Fain sırıttı ve Rand, köylülerin dünyadan yalıtılmışlığı, cahilliği ile alay ettiğini hissetti. Çerçi, Belediye Başkanı’na bir sır verecekmiş gibi eğildi, ama fısıltısının herkese yayılmasını istemişti ve öyle de oldu. “Ejder’in sancağı yükseldi ve insanlar ona karşı çıkmak için sürü sürü akıyorlar. Ve desteklemek için.”

Her gırtlaktan aynı anda uzun bir inleme çıktı. Rand elinde olmaksızın ürperdi.

“Ejder!” diye feryat etti biri. “Karanlık Varlık Ghealdan’da serbest!”

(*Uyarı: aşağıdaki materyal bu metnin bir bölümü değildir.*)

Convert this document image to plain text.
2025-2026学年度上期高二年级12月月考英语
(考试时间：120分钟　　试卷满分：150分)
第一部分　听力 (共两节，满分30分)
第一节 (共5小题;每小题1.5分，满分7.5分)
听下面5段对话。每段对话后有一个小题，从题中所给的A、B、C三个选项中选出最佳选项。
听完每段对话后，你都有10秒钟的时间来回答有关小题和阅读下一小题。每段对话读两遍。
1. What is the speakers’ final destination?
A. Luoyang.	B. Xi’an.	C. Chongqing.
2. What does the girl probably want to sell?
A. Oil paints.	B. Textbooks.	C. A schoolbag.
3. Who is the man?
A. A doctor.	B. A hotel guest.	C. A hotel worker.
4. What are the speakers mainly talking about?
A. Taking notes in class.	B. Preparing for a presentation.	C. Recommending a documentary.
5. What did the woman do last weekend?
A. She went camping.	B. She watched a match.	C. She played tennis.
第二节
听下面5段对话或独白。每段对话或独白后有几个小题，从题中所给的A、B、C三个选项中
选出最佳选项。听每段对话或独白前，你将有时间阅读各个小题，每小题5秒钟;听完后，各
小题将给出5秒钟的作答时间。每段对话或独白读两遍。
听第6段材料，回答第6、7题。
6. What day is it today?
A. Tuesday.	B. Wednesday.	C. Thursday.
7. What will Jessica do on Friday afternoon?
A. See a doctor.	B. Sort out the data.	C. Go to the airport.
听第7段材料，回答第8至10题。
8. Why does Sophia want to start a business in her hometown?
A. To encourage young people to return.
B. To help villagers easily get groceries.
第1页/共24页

“Karanlık Varlık değil,” diye gürledi Haral Luhhan. “Ejder, Karanlık Varlık değil. Ve bu sahte bir Ejder zaten.”

“Fain Efendi’nin anlatacaklarını dinleyelim,” dedi Belediye Başkanı, ama kimse kolay kolay susmayacaktı. Her yönden insanlar bağrıştılar, erkekler ve kadınlar birbirlerinin üstünden haykırdılar.

“Karanlık Varlık kadar kötü!”

“Dünyayı Ejder kırdı, değil mi?”

“O başlattı! Delilik Zamanı’na sebep oldu!”

“Kehanetleri biliyorsunuz! Ejder yeniden doğduğu zaman, en kötü kabuslarınız, en sevdiğiniz rüyalarınız gibi görünecek!”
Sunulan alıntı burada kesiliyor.